Twist-coupled aero-elastic design for passive loads reduction on a full scale blade
Research work will focus on methods to tailor the structural couplings in the blade design, coming from WP1, in order to obtain passive load reduction without compromising the efficiency of the wind turbine. Possible ways to build in couplings in wind turbine blades will be analyzed. The benefit of build in couplings in terms of passive load reduction will be predicted and optimization tools will be used in order to obtain optimal solutions. Benefits and drawbacks with respect to aero-elastic behaviour and structural design will be analysed. Possibilities of combining passive load reduction with active systems will be analyzed. The ultimate objective is to make a contribution to future blades that can be produced more cost effectively, are lighter, more reliable and have better aerodynamic behaviour. It will be explored how the approach can be extended to sectional blades within secondments to SSP.
Active flow control for improving aerodynamic performance and noise reduction
The numerical and experimental investigations for flow conditions, coming from WP1, with active control devices will be the next research topic within WP5. Objective is to develop open and closed-loop active flow control strategies based on unsteady suction and/or blowing to: delay flow separation and stall in real time; and optimize the overall efficiency and minimize associated noise. Different flow control methods will be investigated in basic configurations, designed in order to obtain maximum aerodynamic performance of the rotor for selected flow cases. Obtained results will be the main criteria for wind tunnel tests blade section flow measurements and numerical simulations.
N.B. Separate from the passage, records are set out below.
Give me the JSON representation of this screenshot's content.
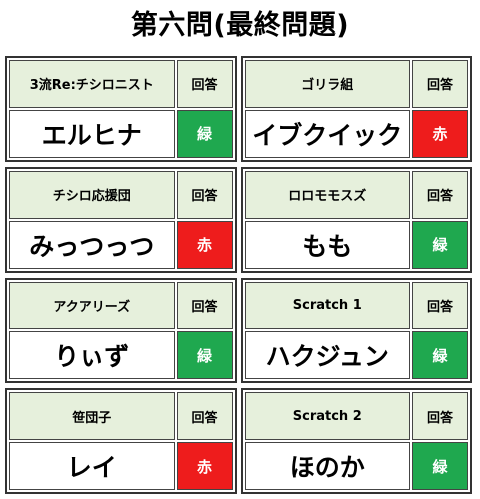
{
  "title": "第六問(最終問題)",
  "answer_header": "回答",
  "colors": {
    "header_bg": "#e6f0dc",
    "green": "#1fa84f",
    "red": "#ee1c1c"
  },
  "teams": [
    {
      "name": "3流Re:チシロニスト",
      "answer": "エルヒナ",
      "result": "緑",
      "result_color": "green"
    },
    {
      "name": "ゴリラ組",
      "answer": "イブクイック",
      "result": "赤",
      "result_color": "red"
    },
    {
      "name": "チシロ応援団",
      "answer": "みっつっつ",
      "result": "赤",
      "result_color": "red"
    },
    {
      "name": "ロロモモスズ",
      "answer": "もも",
      "result": "緑",
      "result_color": "green"
    },
    {
      "name": "アクアリーズ",
      "answer": "りぃず",
      "result": "緑",
      "result_color": "green"
    },
    {
      "name": "Scratch 1",
      "answer": "ハクジュン",
      "result": "緑",
      "result_color": "green"
    },
    {
      "name": "笹団子",
      "answer": "レイ",
      "result": "赤",
      "result_color": "red"
    },
    {
      "name": "Scratch 2",
      "answer": "ほのか",
      "result": "緑",
      "result_color": "green"
    }
  ]
}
Numerical models will be incorporated into the multi-physics co-simulation platform (secondment to LIV). The results will be used in a multitude of ways within the project. The complex physics of the flow control devices must be simulated within the overall aerodynamic research of ESR_2 and their effect on the overall performance of the blade should be quantified. The near field simulation should be detailed enough to capture the fluidic mechanism of the devices but also to allow for at least the near-field noise to be exported to acoustic methods. This is a challenging task given the difficulties of CFD with resolving shallow separation and accurately representing the details of the boundary layer structures, turbulence and noise. The experiments done within secondment to CENER will therefore be unique to the aerodynamics modelling community and not only will enhance our understanding of OWT fluid mechanics but also push the current state of the art forward by providing databases and insights that will be exploited within the consortium.